In SENTENZEN Morsbroich verwendet David Semper gesammelte Efeublätter aus dem Park des Museum Morsbroich. Durch linearen Abrieb an der Wand entsteht in Relation zum Körpermaß des Künstlers nach und nach ein umlaufender Fries im Raum. Der Abrieb erfolgt nach einem vorbestimmten Rhythmus in vier Zeitetappen, die anhand der Farbigkeit nachzuvollziehen sind.

Nicht zufällig greift der Werktitel SENTENZEN Morsbroich einen Begriff aus der Rhetorik auf: Eine Sentenz fasst eine allgemeingültige Aussage oder Handlung kurz und prägnant zusammen. So lässt sich die in vier Schritten erfolgte künstlerische Handlung hier noch anhand der Intensität des grünen Chlorophylls nachvollziehen: Je intensiver die Farbigkeit, desto jünger der Abrieb an der Wand.
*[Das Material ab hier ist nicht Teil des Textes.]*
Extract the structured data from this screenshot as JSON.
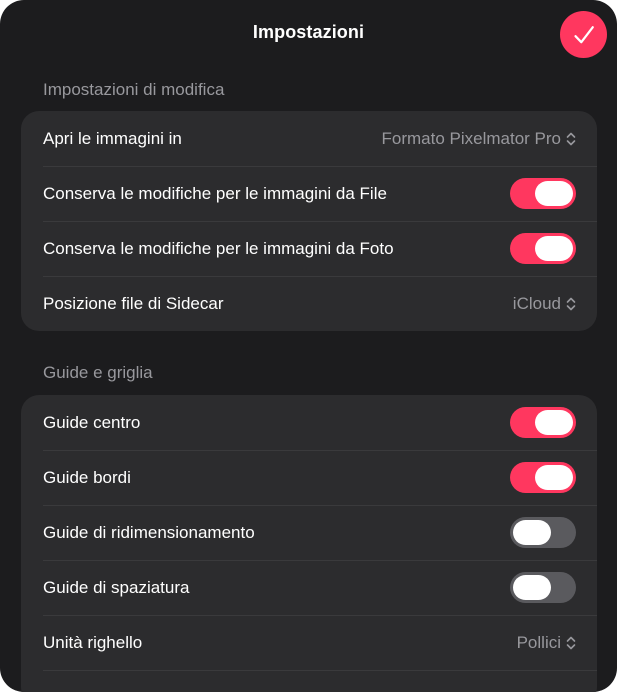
{
  "title": "Impostazioni",
  "colors": {
    "accent": "#ff375f",
    "background": "#1c1c1e",
    "group_background": "#2c2c2e",
    "toggle_off": "#5a5a5e"
  },
  "icons": {
    "done": "checkmark-icon",
    "popup": "chevron-up-down-icon"
  },
  "sections": [
    {
      "header": "Impostazioni di modifica",
      "rows": [
        {
          "label": "Apri le immagini in",
          "control": "popup",
          "value": "Formato Pixelmator Pro"
        },
        {
          "label": "Conserva le modifiche per le immagini da File",
          "control": "toggle",
          "on": true
        },
        {
          "label": "Conserva le modifiche per le immagini da Foto",
          "control": "toggle",
          "on": true
        },
        {
          "label": "Posizione file di Sidecar",
          "control": "popup",
          "value": "iCloud"
        }
      ]
    },
    {
      "header": "Guide e griglia",
      "rows": [
        {
          "label": "Guide centro",
          "control": "toggle",
          "on": true
        },
        {
          "label": "Guide bordi",
          "control": "toggle",
          "on": true
        },
        {
          "label": "Guide di ridimensionamento",
          "control": "toggle",
          "on": false
        },
        {
          "label": "Guide di spaziatura",
          "control": "toggle",
          "on": false
        },
        {
          "label": "Unità righello",
          "control": "popup",
          "value": "Pollici"
        }
      ]
    }
  ]
}
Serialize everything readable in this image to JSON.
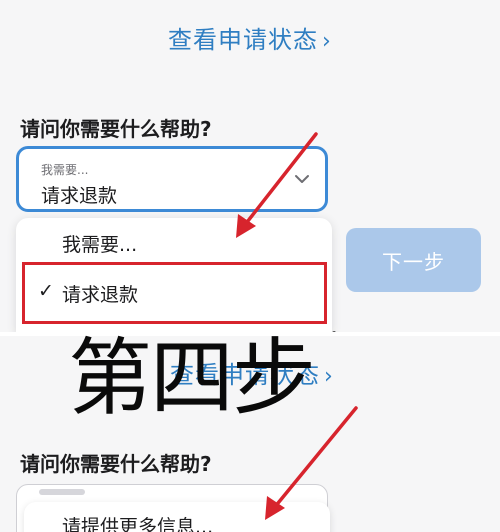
{
  "top": {
    "status_link": "查看申请状态",
    "help_heading": "请问你需要什么帮助?",
    "select_label": "我需要...",
    "select_value": "请求退款",
    "dropdown_items": [
      {
        "label": "我需要...",
        "checked": false
      },
      {
        "label": "请求退款",
        "checked": true
      }
    ],
    "check_glyph": "✓",
    "next_button": "下一步",
    "fragment": "。"
  },
  "bottom": {
    "status_link": "查看申请状态",
    "help_heading": "请问你需要什么帮助?",
    "dropdown_item": "请提供更多信息..."
  },
  "overlay_caption": "第四步",
  "chevron_glyph": "›",
  "icons": {
    "select_chevron": "chevron-down-icon",
    "link_chevron": "chevron-right-icon",
    "checkmark": "checkmark-icon",
    "annotation": "red-arrow-icon"
  },
  "colors": {
    "link_blue": "#2f7ec2",
    "focus_blue": "#3d8ad6",
    "button_disabled": "#abc8ea",
    "annotation_red": "#d7242d"
  }
}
Mit dem Pflanzenabrieb greift David Semper ein Verfahren auf, das üblicherweise von Steinmetzen für die Vorzeichnung von Profilstücken angewendet wird. Der Efeu – Symbol des ewigen Lebens und der Treue –, der als immergrüne Kletterpflanze stets den direkten Kontakt zu seiner Umgebung sucht, schafft eine Verbindung zwischen dem Außen- und dem Innenraum des Museums, die bereits in seiner historischen Konzeption als von Natur umgebenes Lustschloss angelegt ist. Mit ihrer monochromen Farbigkeit stellt die Arbeit zugleich auch eine Referenz zur Ausstellungs- und Sammlungsgeschichte des Museum Morsbroich her, das mit der 1960 realisierten Ausstellung Monochrome Malerei erstmals einen Überblick über diese neue Tendenz der Gegenwartsmalerei vorstellte. Im Gegensatz zu den dort präsentierten und teilweise vom Museum Morsbroich erworbenen Werken ist die Arbeit von David Semper auf Vergänglichkeit angelegt. Mit seinem zeitlichen Verfall entzieht sich das Werk dem musealen Konservieren und Erhalten ebenso wie der Logik des Kunstmarkts. Das Werk verschmilzt über die Dauer seiner Präsentation zunehmend mit dem Ausstellungsraum und wird eins mit Raum und Zeit.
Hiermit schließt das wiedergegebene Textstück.